NSF award will help Purdue researchers develop more effective, energy efficient computers
Purdue University researchers will use an award from the National Science Foundation to make computing more effective and energy efficient using “spins.”
Joerg Appenzeller, the Barry M. and Patricia L. Epstein Professor of Electrical and Computer Engineering at Purdue, will lead the effort. He says the newly formed Computing Advances by Probabilistic Spin Logic (CAPSL) center is approaching the problem by developing new hardware.
“Most other groups have worked on software implementations for probabilistic computing,” he says, “but not many have developed new hardware components to achieve more effective computing that uses much less energy in this way.”

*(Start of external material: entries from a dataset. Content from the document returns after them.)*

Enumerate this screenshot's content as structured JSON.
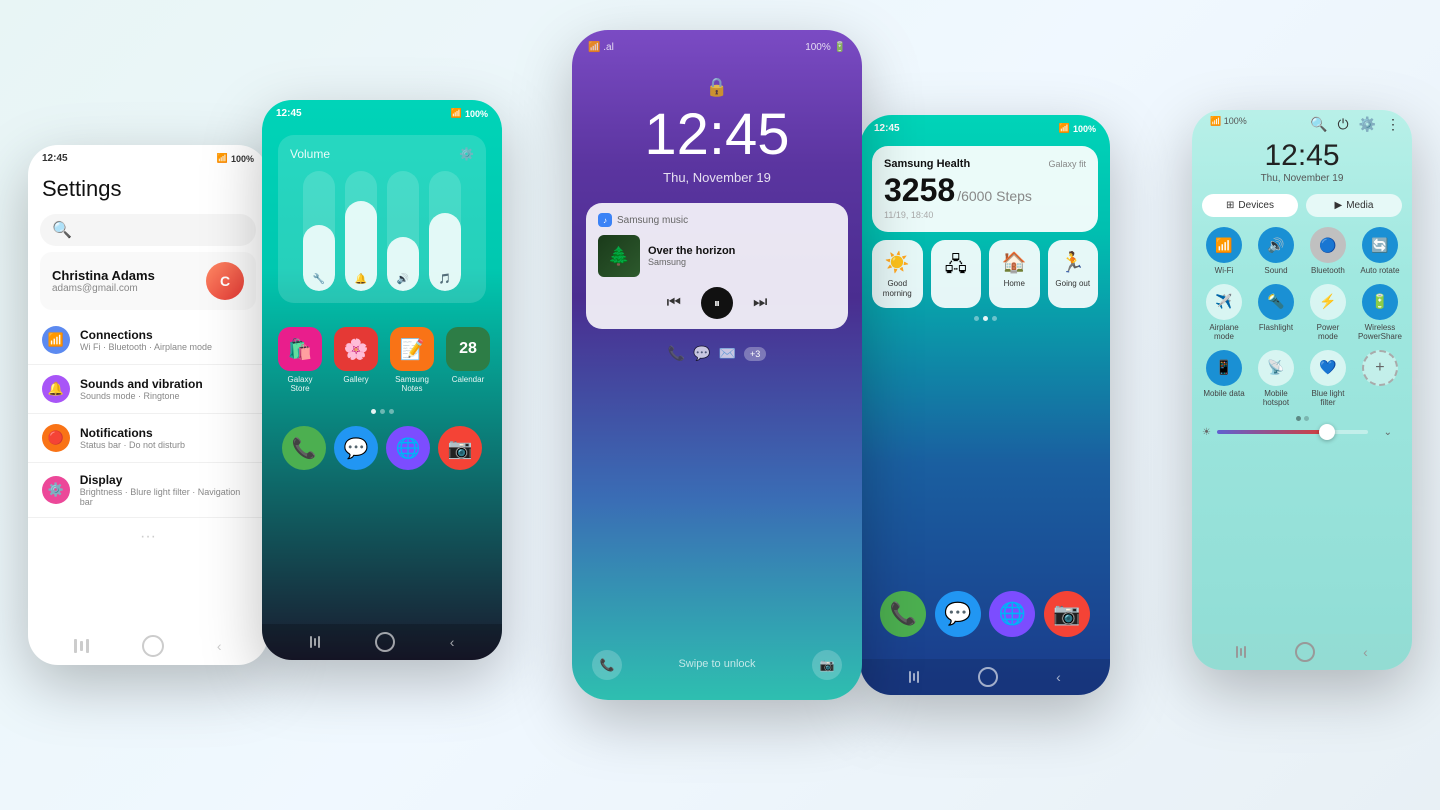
{
  "background": "#e8f4f2",
  "phone1": {
    "status_time": "12:45",
    "status_signal": "📶",
    "status_battery": "100%",
    "title": "Settings",
    "profile_name": "Christina Adams",
    "profile_email": "adams@gmail.com",
    "menu_items": [
      {
        "label": "Connections",
        "sub": "Wi Fi · Bluetooth · Airplane mode",
        "color": "#5c8af0",
        "icon": "📶"
      },
      {
        "label": "Sounds and vibration",
        "sub": "Sounds mode · Ringtone",
        "color": "#a855f7",
        "icon": "🔔"
      },
      {
        "label": "Notifications",
        "sub": "Status bar · Do not disturb",
        "color": "#f97316",
        "icon": "🔴"
      },
      {
        "label": "Display",
        "sub": "Brightness · Blure light filter · Navigation bar",
        "color": "#ec4899",
        "icon": "⚙️"
      }
    ]
  },
  "phone2": {
    "status_time": "12:45",
    "volume_title": "Volume",
    "sliders": [
      {
        "icon": "🔧",
        "fill": 55
      },
      {
        "icon": "🔔",
        "fill": 75
      },
      {
        "icon": "🔊",
        "fill": 45
      },
      {
        "icon": "🎵",
        "fill": 65
      }
    ],
    "apps": [
      {
        "label": "Galaxy Store",
        "bg": "#e91e8c",
        "emoji": "🛍️"
      },
      {
        "label": "Gallery",
        "bg": "#e53935",
        "emoji": "🌸"
      },
      {
        "label": "Samsung Notes",
        "bg": "#f97316",
        "emoji": "📝"
      },
      {
        "label": "Calendar",
        "bg": "#2d7d46",
        "emoji": "28"
      }
    ],
    "bottom_apps": [
      {
        "emoji": "📞",
        "bg": "#4caf50"
      },
      {
        "emoji": "💬",
        "bg": "#2196f3"
      },
      {
        "emoji": "🌐",
        "bg": "#7c4dff"
      },
      {
        "emoji": "📷",
        "bg": "#f44336"
      }
    ]
  },
  "phone3": {
    "time": "12:45",
    "date": "Thu, November 19",
    "music_app": "Samsung music",
    "track": "Over the horizon",
    "artist": "Samsung",
    "notification_count": "+3",
    "swipe_text": "Swipe to unlock"
  },
  "phone4": {
    "status_time": "12:45",
    "health_title": "Samsung Health",
    "health_sub": "Galaxy fit",
    "steps": "3258",
    "steps_goal": "/6000 Steps",
    "health_date": "11/19, 18:40",
    "quick_items": [
      {
        "label": "Good morning",
        "icon": "☀️"
      },
      {
        "label": "",
        "icon": "🏠"
      },
      {
        "label": "Home",
        "icon": "🏠"
      },
      {
        "label": "Going out",
        "icon": "🏃"
      }
    ],
    "bottom_apps": [
      {
        "emoji": "📞",
        "bg": "#4caf50"
      },
      {
        "emoji": "💬",
        "bg": "#2196f3"
      },
      {
        "emoji": "🌐",
        "bg": "#7c4dff"
      },
      {
        "emoji": "📷",
        "bg": "#f44336"
      }
    ]
  },
  "phone5": {
    "time": "12:45",
    "date": "Thu, November 19",
    "tabs": [
      {
        "label": "Devices",
        "icon": "⊞"
      },
      {
        "label": "Media",
        "icon": "▶"
      }
    ],
    "toggles": [
      {
        "label": "Wi-Fi",
        "icon": "📶",
        "active": true
      },
      {
        "label": "Sound",
        "icon": "🔊",
        "active": true
      },
      {
        "label": "Bluetooth",
        "icon": "🔵",
        "active": false,
        "gray": true
      },
      {
        "label": "Auto rotate",
        "icon": "🔄",
        "active": true
      },
      {
        "label": "Airplane mode",
        "icon": "✈️",
        "active": false
      },
      {
        "label": "Flashlight",
        "icon": "🔦",
        "active": true
      },
      {
        "label": "Power mode",
        "icon": "⚡",
        "active": false
      },
      {
        "label": "Wireless PowerShare",
        "icon": "🔋",
        "active": true
      },
      {
        "label": "Mobile data",
        "icon": "📱",
        "active": true
      },
      {
        "label": "Mobile hotspot",
        "icon": "📡",
        "active": false
      },
      {
        "label": "Blue light filter",
        "icon": "💙",
        "active": false
      }
    ],
    "brightness": 70
  }
}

Appenzeller says the goal is to lay the foundation for a new P(robabilistic)-computing platform, which can operate well at room temperature, while being able to solve complex problems. Appenzeller says the P-computers will be developed using unstable nano-magnets from various manmade materials that combine distinct electrical, mechanical and magnetic properties.
The funding for CAPSL is coming from the “Energy-Efficient Computing: from Devices to Architectures” (E2CDA) program, which is a joint Initiative between the NSF and the Semiconductor Research Corporation (SRC). The title of the funded work is: “Probabilistic Spin Logic for Low-Energy Boolean and Non-Boolean Computing." The effort looks to support new research that will minimize the energy impacts of processing, storing and moving data within future computing systems. CAPSL will receive roughly $3.7-million over three years from NSF and SRC combined.
Appenzeller is the Principal Investigator on the project. The team also consists of co-Principal Investigators from Purdue University, UC-Berkeley, University of Central Florida, and University of Minnesota.